I also learned quite a bit about "Wittenberg Theological Method," which Kolb refers to as attempting to hold in tension opposing ideas like the integrity of the human being vs. the sovereign action of God in salvation. Man is not simply a block of wood, various Lutheran scholars would say again and again through several decades, and this phrase found its way into the FOC. As well, God is not the author of sin. This thought was repeated again and again through the years leading up to the FOC. I learned a bit about Cyrus Spangenberg and his very Reformed-sounding notions about salvation and God's sovereignty, which were not new, only echoing BOTW and indeed Scripture itself. I found myself cheering for Spangenberg in his responses to his Lutheran critics.
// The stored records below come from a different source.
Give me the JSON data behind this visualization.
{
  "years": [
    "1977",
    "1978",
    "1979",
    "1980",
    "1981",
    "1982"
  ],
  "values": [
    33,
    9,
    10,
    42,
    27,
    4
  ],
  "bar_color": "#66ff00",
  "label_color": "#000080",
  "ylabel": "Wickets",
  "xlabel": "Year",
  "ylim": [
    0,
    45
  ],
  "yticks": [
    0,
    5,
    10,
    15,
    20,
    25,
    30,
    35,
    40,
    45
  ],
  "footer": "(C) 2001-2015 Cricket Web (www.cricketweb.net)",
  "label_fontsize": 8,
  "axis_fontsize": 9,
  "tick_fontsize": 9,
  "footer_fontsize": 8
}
All in all, I had no idea until reading the book that there were so many early Lutherans who held views of salvation which I find indistinguishable from today's Calvinists, Spangenberg being chief among them.
The book is, without a doubt, written at the seminary level. Kolb assumes the reader has knowledge of many events and personalities of church history. Many of the people, places, and events Kolb referred to were unknown to me, but hey, that's what Google is for, right? Mostly, though, I just plowed ahead without bothering to look up each unknown reference. What stuck with me were the Bible debates among early Lutherans about predestination which employed the same verses which today's Calvinists and Arminians use to support their positions. The more things change, the more they stay the same, it seems.
I highly recommend this book to any Reformed or Lutheran Christian who wants to broaden his knowledge of the early years of the Reformation.